En todas estas situaciones -el comunismo, la Alemania de Weimar, el Chile de Allende- no teníamos una teoría en la que apoyarnos. No teníamos una ciencia que generara predicciones válidas o asignara probabilidades a los posibles cursos de la historia. Necesitamos teoría: proposiciones interconectadas lógicamente que digan «si esto y aquello, entonces esto», siendo el último «esto» observable. Sin teoría, solo podemos confiar en conjeturas, intuiciones o suposiciones. El hecho brutal de que nos resulte tan difícil predecir lo que ocurrirá en las circunstancias actuales es una prueba de que no tenemos teorías en las que podamos confiar.

La pregunta que se cierne sobre Estados Unidos es: ¿cómo puede acabar todo esto? Una posibilidad está clara: los demócratas ganan las elecciones presidenciales y al Congreso de 2028, desmantelan los aparatos de represión, restablecen los programas y servicios sociales esenciales y volvemos a la «normalidad». También hay otra: los republicanos ganan las elecciones de mitad de mandato de 2026 y las elecciones de 2028, e instauran un régimen oligárquico y represivo por un futuro indefinido.

Otros resultados serían más dramáticos y sin precedentes en la historia del país. Por ejemplo, que los republicanos no acepten una derrota, ni en las midterms ni en 2028, o generen algún acontecimiento como el incendio del Reichstag, que utilizarían como pretexto para declarar el estado de emergencia e intentar imponer su gobierno por la fuerza. O quizá también sea posible que la popularidad de Trump caiga a niveles muy bajos, las protestas callejeras convoquen a millones de personas y los republicanos, liberados de su control, busquen algún tipo de compromiso. Hay demasiadas contingencias, y hasta que no se resuelva cierta incertidumbre -muy probablemente en las elecciones de mitad de mandato-, no sé qué esperar.

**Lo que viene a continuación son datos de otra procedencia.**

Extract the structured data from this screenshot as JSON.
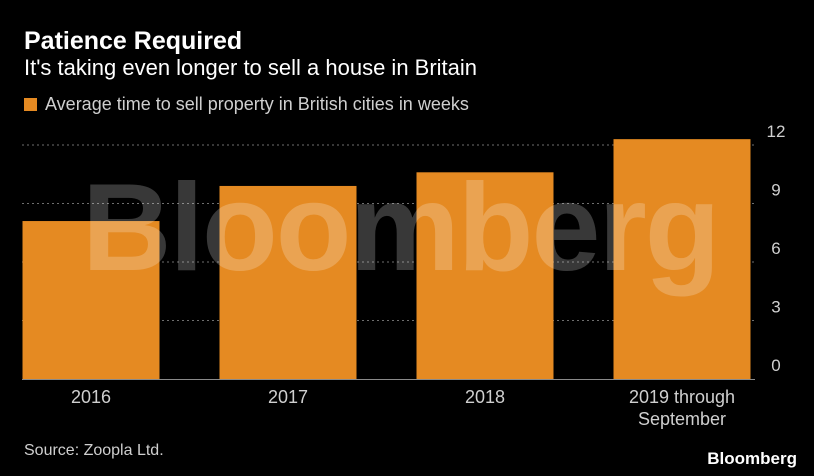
{
  "header": {
    "title": "Patience Required",
    "subtitle": "It's taking even longer to sell a house in Britain"
  },
  "footer": {
    "source": "Source: Zoopla Ltd.",
    "brand": "Bloomberg"
  },
  "watermark": "Bloomberg",
  "colors": {
    "background": "#000000",
    "bar": "#e58a22",
    "gridline": "#6e6e6e",
    "text": "#ffffff",
    "muted_text": "#cfcfcf"
  },
  "chart_data": {
    "type": "bar",
    "title": "Patience Required",
    "subtitle": "It's taking even longer to sell a house in Britain",
    "categories": [
      "2016",
      "2017",
      "2018",
      "2019 through September"
    ],
    "category_lines": [
      [
        "2016"
      ],
      [
        "2017"
      ],
      [
        "2018"
      ],
      [
        "2019 through",
        "September"
      ]
    ],
    "series": [
      {
        "name": "Average time to sell property in British cities in weeks",
        "values": [
          8.1,
          9.9,
          10.6,
          12.3
        ]
      }
    ],
    "xlabel": "",
    "ylabel": "",
    "ylim": [
      0,
      12
    ],
    "yticks": [
      0,
      3,
      6,
      9,
      12
    ],
    "y_axis_side": "right",
    "grid": true,
    "legend_position": "top-left"
  }
}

Permítame que la pregunta final sea lo más sencilla posible: ¿qué hay que hacer?

Responder esta pregunta requiere un grado de optimismo que no poseo. Soy gramsciano en el sentido de que creo que para llegar a ser hegemónica una ideología debe ofrecer una visión de un futuro en el que los intereses de los que gobiernan coincidan con los intereses de todos los demás. MAGA [Make America Great Again] no ofrece ninguna. Es difícil identificar el proyecto ideológico de la revolución de Trump, aparte de la reducción del Estado. Sin embargo, la oposición a MAGA tampoco ofrece una alternativa. El establishment demócrata apuesta claramente por que los republicanos les ofrezcan una victoria electoral mientras asisten a las fiestas de boda de los multimillonarios. La única visión para el Partido Demócrata se origina en su ala izquierda, que es vigorosamente censurada por su corriente principal. Puede que la cúpula demócrata tenga razón al pensar que la mejor estrategia es no hacer nada y esperar a que MAGA fracase. Pero esta, al igual que MAGA, es una ideología de «vuelta atrás», de «restaurar» la democracia en lugar de transformar las condiciones que generaron el desastre actual. Para restaurar la democracia, hay que reformarla. Ese es el proyecto que necesitamos.